We’re not. The Qhorus tools operate at the channel level: the agent needs a channelId, a correlationId, an inReplyTo message ID. The casehub-openclaw commitment tools operate at the obligation level: the agent provides its agentId and optionally a channelId; the tool looks up correlationId and inReplyTo automatically. The difference is who manages UUID state — and the answer is the infrastructure.
Both sets of tools call MessageService.dispatch(), the single Qhorus enforcement gate. We’re not bypassing anything; we’re providing a simpler interface to the same underlying operations.
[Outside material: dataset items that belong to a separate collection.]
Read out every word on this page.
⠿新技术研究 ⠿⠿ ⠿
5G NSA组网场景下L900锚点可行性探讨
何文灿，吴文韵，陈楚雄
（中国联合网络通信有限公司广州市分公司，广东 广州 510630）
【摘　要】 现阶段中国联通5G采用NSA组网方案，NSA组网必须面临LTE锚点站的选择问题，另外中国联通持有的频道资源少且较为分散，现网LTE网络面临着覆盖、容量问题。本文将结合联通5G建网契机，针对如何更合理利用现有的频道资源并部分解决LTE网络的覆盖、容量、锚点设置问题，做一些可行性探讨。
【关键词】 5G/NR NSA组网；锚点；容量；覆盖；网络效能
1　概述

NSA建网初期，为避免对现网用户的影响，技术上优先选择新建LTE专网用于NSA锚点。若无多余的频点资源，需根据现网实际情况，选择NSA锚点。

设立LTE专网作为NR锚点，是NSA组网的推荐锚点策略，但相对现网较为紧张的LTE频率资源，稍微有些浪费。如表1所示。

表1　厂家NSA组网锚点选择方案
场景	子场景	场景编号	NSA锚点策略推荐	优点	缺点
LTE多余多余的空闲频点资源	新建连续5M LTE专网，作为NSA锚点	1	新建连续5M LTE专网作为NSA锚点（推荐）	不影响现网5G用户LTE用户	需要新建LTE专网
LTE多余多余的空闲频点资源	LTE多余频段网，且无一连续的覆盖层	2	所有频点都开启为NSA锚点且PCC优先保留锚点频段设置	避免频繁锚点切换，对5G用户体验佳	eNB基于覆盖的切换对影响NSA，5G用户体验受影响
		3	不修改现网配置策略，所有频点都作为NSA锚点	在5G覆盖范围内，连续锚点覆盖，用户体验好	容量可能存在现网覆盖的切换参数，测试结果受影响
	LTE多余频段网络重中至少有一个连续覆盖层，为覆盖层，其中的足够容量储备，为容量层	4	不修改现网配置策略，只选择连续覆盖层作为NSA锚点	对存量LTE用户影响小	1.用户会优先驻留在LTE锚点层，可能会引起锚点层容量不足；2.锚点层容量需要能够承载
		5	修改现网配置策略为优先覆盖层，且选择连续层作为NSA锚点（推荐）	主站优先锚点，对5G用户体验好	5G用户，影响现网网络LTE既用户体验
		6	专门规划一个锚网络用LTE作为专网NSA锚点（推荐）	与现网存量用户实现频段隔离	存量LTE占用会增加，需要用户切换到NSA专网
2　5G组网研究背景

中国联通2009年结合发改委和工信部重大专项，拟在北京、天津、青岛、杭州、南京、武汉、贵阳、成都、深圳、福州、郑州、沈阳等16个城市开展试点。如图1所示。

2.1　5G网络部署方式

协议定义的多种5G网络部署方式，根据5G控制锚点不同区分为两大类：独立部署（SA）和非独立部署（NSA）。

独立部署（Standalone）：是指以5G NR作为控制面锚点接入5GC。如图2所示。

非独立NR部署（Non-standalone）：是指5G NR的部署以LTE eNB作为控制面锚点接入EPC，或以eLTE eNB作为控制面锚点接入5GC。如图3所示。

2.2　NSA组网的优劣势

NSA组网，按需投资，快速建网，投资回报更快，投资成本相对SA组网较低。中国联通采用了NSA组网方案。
The review findings that mattered
A code reviewer caught three correctness issues before commit:
The reject() tool had no self-commit fallback. done() correctly handles both channel-backed and self-created commitments; reject() only handled the channel-backed case. An agent who creates a self-commit and then calls casehub_reject would get COMMITMENT_NOT_FOUND and leave the Watchdog armed indefinitely.
The inReplyTo handling was wrong. When the COMMAND message can’t be found for a done() or reject() or escalate() call, the original code passed null for inReplyTo. The MessageDispatch builder throws IllegalArgumentException for null inReplyTo on DONE/DECLINE/HANDOFF — these speech acts require it. The correct behaviour is to return a tool error when the COMMAND can’t be found, not attempt a dispatch that will throw.
Auto-commit on commitment tools creates recursive commitments. before_tool_call with autoCommit: true fired on every tool call, including casehub_done. The agent explicitly calling casehub_done to close a commitment would trigger auto-commit for that very call, opening a new commitment that would never be closed. The exclusion set needed to cover all CaseHub lifecycle tools, not just read-only ones.
All three were correctness defects, not style issues. Worth catching.
What was genuinely surprising
The per-turn granularity for auto-commit was non-obvious. My first design was a stack of commitment IDs — one per tool call, closed in LIFO order at agent_end. The code review asked the right question: from the user’s perspective, one instruction is one unit of work. If an agent calls five tools to fulfil one instruction, the ledger should show one commitment, not five. The Watchdog should fire once, not five times.
The stack collapses to a single optional ID per turn. The LIFO logic disappears. The design is simpler and more correct.
The test numbers
86 Java tests, 34 TypeScript tests. The Java tests cover each tool’s happy path and error paths as unit tests (constructor injection, plain Mockito, fast), plus @QuarkusTest coverage for the plugin REST endpoints. The TypeScript tests cover the per-turn commitment flag, auto-commit exclusions, escalation map-clearing, session_start injection, and fail-open behaviour on Quarkus unavailability.
The pre-existing ChannelInitialisedEvent constructor change — a new recovered: boolean parameter added by a qhorus dependency update — broke two existing tests silently. We fixed those on the way through.
What this makes possible
The roadmap from here involves multi-agent coordination (broadcast, vote, handoff), self-governance (policy checks, second-agent review), persistent intelligence (CaseMemoryStore recall across sessions), and eventually economic participation — agents managing budgets, generating auditable financial records.
Each phase publishes new skills to ClawHub. Agents that installed the base pack get each new capability as it ships.
The base pack establishes the claim: OpenClaw agents can be accountable, not just capable. The Git analogy I keep coming back to — Git didn’t change what developers wrote, it changed the coordination and accountability model around writing code. This does the same for agent work.